TST reconhece que assaltos com arma de fogo no local de trabalho causam dano moral presumido, sem necessidade de comprovação de abalo psíquico.

A Terceira Turma do Tribunal Superior do Trabalho (TST) condenou a empresa de telefonia Claro a pagar R$ 20 mil de indenização por danos morais a uma vendedora que foi vítima de dois assaltos à mão armada, em um intervalo de três meses, em uma loja da operadora no bairro do Anil, na Zona Sudoeste do Rio. A decisão reforça o entendimento de que assaltos com arma de fogo no ambiente de trabalho configuram dano moral presumido, dispensando a comprovação de abalo psicológico.

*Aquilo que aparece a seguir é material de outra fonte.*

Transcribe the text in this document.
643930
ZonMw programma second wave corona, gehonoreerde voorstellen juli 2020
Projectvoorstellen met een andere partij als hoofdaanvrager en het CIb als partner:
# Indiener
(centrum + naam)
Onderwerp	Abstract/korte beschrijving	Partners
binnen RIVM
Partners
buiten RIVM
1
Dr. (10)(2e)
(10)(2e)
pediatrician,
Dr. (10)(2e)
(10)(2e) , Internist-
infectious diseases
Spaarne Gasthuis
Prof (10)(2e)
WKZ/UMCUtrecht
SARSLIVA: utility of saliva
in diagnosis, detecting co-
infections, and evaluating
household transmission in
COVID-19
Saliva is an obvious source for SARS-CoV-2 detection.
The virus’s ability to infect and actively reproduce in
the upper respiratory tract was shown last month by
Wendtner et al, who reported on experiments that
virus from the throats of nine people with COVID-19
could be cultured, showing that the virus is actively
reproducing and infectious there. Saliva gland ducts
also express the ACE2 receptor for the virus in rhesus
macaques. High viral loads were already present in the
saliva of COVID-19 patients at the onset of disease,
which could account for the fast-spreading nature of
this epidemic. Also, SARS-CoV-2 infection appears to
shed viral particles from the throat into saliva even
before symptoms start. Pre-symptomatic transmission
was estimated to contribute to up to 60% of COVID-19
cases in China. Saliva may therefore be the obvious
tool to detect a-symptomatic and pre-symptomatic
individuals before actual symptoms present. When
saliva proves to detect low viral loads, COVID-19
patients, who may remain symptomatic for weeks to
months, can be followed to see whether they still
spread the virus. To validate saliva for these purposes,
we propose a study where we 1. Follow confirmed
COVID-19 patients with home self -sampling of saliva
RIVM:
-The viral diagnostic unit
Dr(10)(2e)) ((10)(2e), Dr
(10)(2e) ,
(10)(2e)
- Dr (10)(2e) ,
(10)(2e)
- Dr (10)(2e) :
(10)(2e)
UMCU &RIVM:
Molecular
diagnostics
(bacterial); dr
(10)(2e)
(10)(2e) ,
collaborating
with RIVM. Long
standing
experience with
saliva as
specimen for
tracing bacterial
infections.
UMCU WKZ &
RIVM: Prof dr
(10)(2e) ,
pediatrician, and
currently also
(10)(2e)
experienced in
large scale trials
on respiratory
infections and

Dois assaltos em três meses

Os crimes ocorreram em junho e agosto de 2015. Em ambas as ocasiões, a funcionária foi rendida por criminosos armados, que apontaram uma arma para sua cabeça e a trancaram no banheiro com colegas de trabalho. No segundo assalto, a polícia foi acionada, e, durante o cerco, a vendedora chegou a ser feita refém. Ela tropeçou enquanto era levada pelos bandidos e foi puxada pelos cabelos, mas acabou abandonada. Uma colega foi levada no lugar e libertada minutos depois, após a perseguição policial.

A trabalhadora entrou com ação judicial pedindo indenização por danos morais e relatou que precisou se afastar do trabalho por abalo emocional após os episódios.

Decisões anteriores negaram indenização

Tanto a 44ª Vara do Trabalho do Rio de Janeiro quanto o Tribunal Regional do Trabalho da 1ª Região (RJ) haviam rejeitado o pedido. Para o TRT, os assaltos foram cometidos por terceiros estranhos à relação de emprego, o que afastaria a responsabilidade da empresa. Os julgadores entenderam que o comércio de telefonia não seria uma atividade de risco maior que a de outros estabelecimentos comuns.

TST reconhece responsabilidade objetiva da empresa

Ao analisar o recurso da trabalhadora, o relator no TST, ministro José Roberto Freire Pimenta, reformou a decisão e considerou que a atividade exercida pela vendedora apresentava risco elevado, especialmente pela reincidência dos assaltos.

O ministro citou o artigo 927, parágrafo único, do Código Civil, que prevê a responsabilidade objetiva do empregador em atividades que, por sua natureza, expõem o trabalhador a risco. “Admite-se, no âmbito do Direito do Trabalho, a teoria da responsabilidade objetiva do empregador, impondo-lhe o dever de indenizar independentemente de culpa”, afirmou.

Dano moral presumido

Segundo o relator, o dano moral é “in re ipsa” — ou seja, presumido pela própria ocorrência do fato danoso. Assim, não é necessária a comprovação de sofrimento ou trauma psicológico. “Não cabe à empregada assumir o risco do negócio. A jurisprudência do TST tem se firmado no sentido de que assaltos com arma de fogo no local de trabalho causam dano moral presumido à saúde psicossocial do trabalhador”, destacou o ministro.

Indenização e efeitos da decisão

Por unanimidade, a Terceira Turma acompanhou o voto do relator e fixou a indenização em R$ 20 mil, além de impor à empresa o pagamento de custas processuais e honorários advocatícios. Ainda cabe o julgamento de embargos de declaração apresentados pela Claro no próprio TST.

A decisão reforça o entendimento do TST sobre a responsabilidade das empresas em garantir segurança aos seus empregados e reconhece que situações de violência no trabalho geram dano moral presumido, mesmo sem prova de abalo psicológico.